Чеслав Милош в очерке «Шестов или о чистоте отчаяния» рассказывает о молодой румынской писательнице Соране Гуриан, в 50-е годы в Париже долго и мучительно умиравшей от рака. Рядом с кроватью у нее лежали книги Шестова во французском переводе – «она говорила о них с тем сдержанным пиететом, с каким мы говорим о чем-то нам очень дорогом». Видимо, книги Шестова, пропитанные отчаянием, были для нее последним утешением…
1953 год, Монтевидео. Волею судеб здесь оказался выходец из России, писатель Аарон Штейнберг, в свое время близко знавший Шестова. К нему подошел русский эмигрант и стал настойчиво расспрашивать об авторе «Афин и Иерусалима». Это был «поклонник… в самом буквальном смысле этого слова. Он не преклонялся перед покойным Шестовым, а просто поклонялся духу его так, как поклонялись древние греки своим божествам…» Выяснилось, что в столице Уругвая существует небольшое сообщество, где русские и испаноязычные почитатели Шестова занимались изучением и толкованием его текстов. Кружок носил закрытый характер, подобно тайной секте, и все писания Шестова стали для его участников «Писанием с прописной буквы». Удивленный Штейнберг спросил, в чем же именно увидел «апостол Шестова его сокровенную правду»?
«Как? – удивился он. – Неужели, соприкасаясь с Шестовым, вам не бросилось в глаза самое главное! Шестову было дано откровение, что нет малых и великих людей, что перед ликом Господним все равны. Моисей этому учил. Иисус из Назарета воскресил это учение. Но только Шестов по-настоящему показал в наше извращенное время, что это значит, назло Спинозе, Марксу, Фрейду…» [55]

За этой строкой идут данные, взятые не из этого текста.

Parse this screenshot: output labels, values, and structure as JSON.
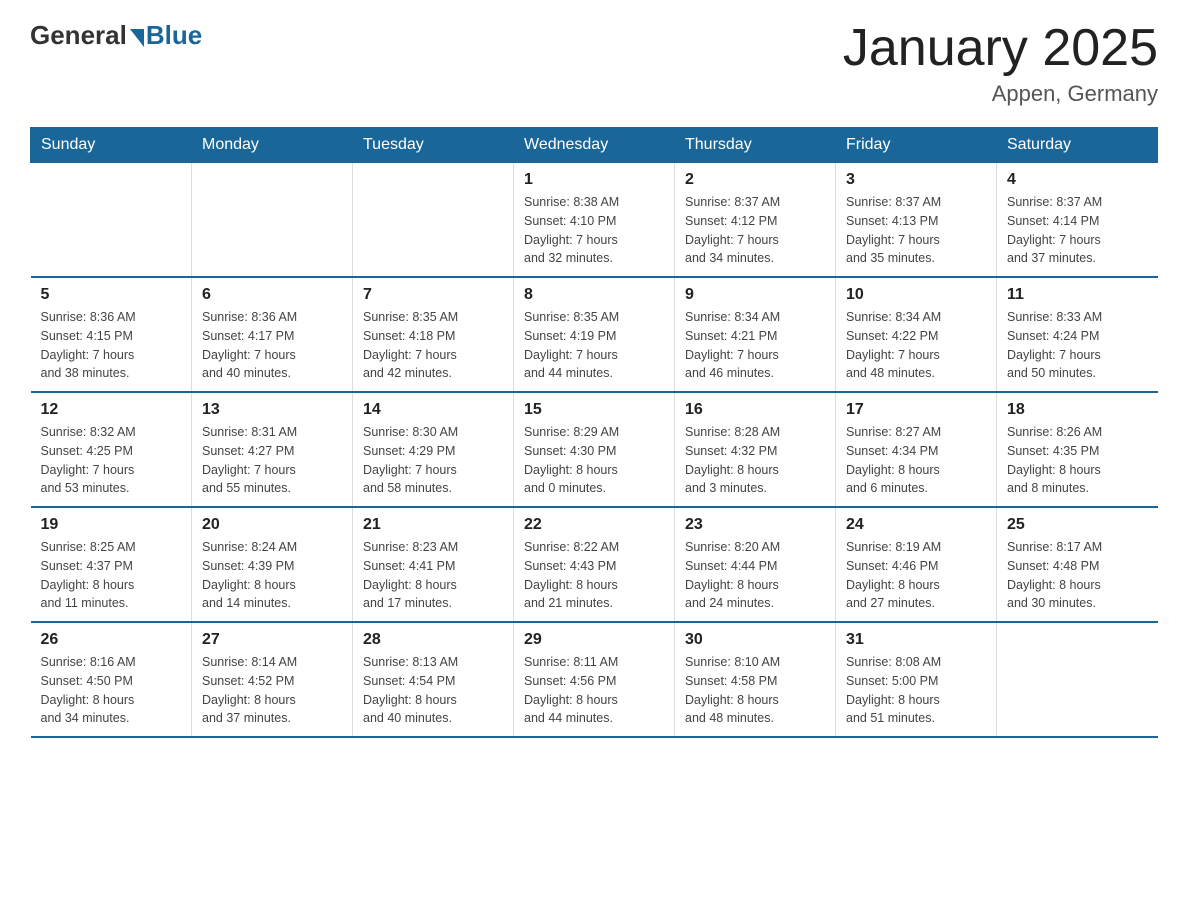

Все это выглядело совершенно невероятно. Лев Шестов, частный мыслитель для немногих, всю жизнь одиноко ведший тяжбу с Богом и самим собой, в Монтевидео оказывается пророком, а его книги превращаются в сакральные тексты, которые читает и толкует тайное сообщество его фанатичных почитателей. Это было невероятно вдвойне, если вспомнить, что в дореволюционной России у Ше-стова была устойчивая репутация скептика-разрушителя, апостола современного декаданса, чьи книги крайне опасно давать читать подрастающему поколению.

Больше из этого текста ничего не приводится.